No one attempting fairly to divine the proper application to co-conspirator statements of Fed.R.Crim.P. 16(a)(1)(A) (pre-trial discovery of “defendant statements”); Fed. R.Evid. 801(d)(2)(E) (co-conspirator “hearsay” declarations admissible as admissions of a defendant); and Fed.R.Crim.P. 26.2 (Jencks Act bar to pre-trial disclosure of prospective witness statements) could fail to appreciate that the three rules in combination do not yield a “literal” answer.
For the panel opinion’s reasonable and just accommodation of the conflicting interests of prosecution and accused well within the spirit of the most pertinent rules the en banc majority has substituted a woodenly rigid approach plainly violative of the manifest spirit of the rules in combination.

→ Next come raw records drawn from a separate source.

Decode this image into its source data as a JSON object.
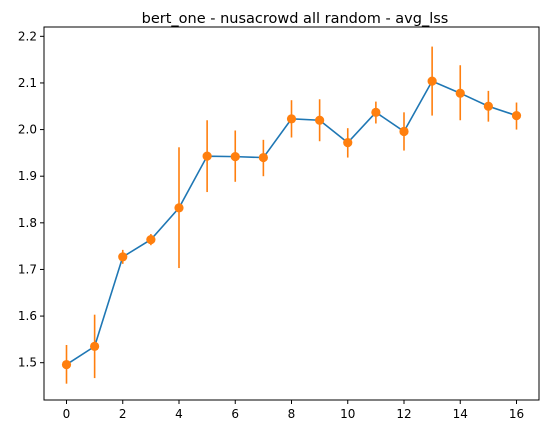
{
  "chart_data": {
    "type": "line",
    "title": "bert_one - nusacrowd all random - avg_lss",
    "xlabel": "",
    "ylabel": "",
    "xlim": [
      -0.8,
      16.8
    ],
    "ylim": [
      1.42,
      2.22
    ],
    "x_ticks": [
      0,
      2,
      4,
      6,
      8,
      10,
      12,
      14,
      16
    ],
    "y_ticks": [
      1.5,
      1.6,
      1.7,
      1.8,
      1.9,
      2.0,
      2.1,
      2.2
    ],
    "grid": false,
    "legend": "none",
    "series": [
      {
        "color": "#1f77b4",
        "marker_color": "#ff7f0e",
        "x": [
          0,
          1,
          2,
          3,
          4,
          5,
          6,
          7,
          8,
          9,
          10,
          11,
          12,
          13,
          14,
          15,
          16
        ],
        "y": [
          1.496,
          1.535,
          1.727,
          1.764,
          1.832,
          1.943,
          1.942,
          1.94,
          2.023,
          2.02,
          1.972,
          2.037,
          1.996,
          2.104,
          2.078,
          2.05,
          2.03
        ],
        "err_low": [
          1.455,
          1.467,
          1.712,
          1.752,
          1.703,
          1.866,
          1.888,
          1.9,
          1.983,
          1.975,
          1.94,
          2.013,
          1.955,
          2.03,
          2.02,
          2.017,
          2.0
        ],
        "err_high": [
          1.538,
          1.603,
          1.742,
          1.776,
          1.962,
          2.02,
          1.998,
          1.978,
          2.063,
          2.065,
          2.003,
          2.06,
          2.037,
          2.178,
          2.138,
          2.083,
          2.058
        ]
      }
    ]
  }
}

Instead of leaving the question of disclosure in particular cases to the circumscribed discretion of district judges, the majority, claiming a “literalist” approach to rule interpretation, has left disclosure entirely to the discretion of government prosecutors, adopting the government’s extreme litigation position here lock-stock-and-barrel.
The practical result is that while an accused may protect himself against the risk of being surprised at trial by his own falsely reported statements, he may not protect himself against the much more treacherous risk of surprise by falsely attributed or reported hearsay statements of a “co-conspirator” admitted against him by the “fiction” that they are his own. It can only be hoped that if this is what the rules “literally” prescribe, the rules-makers will give renewed attention to a problem that has already occupied them considerably in recent years.
I am authorized to say that Chief Judge WINTER, Judge ERVIN, and Senior Judge BUTZNER join in this opinion.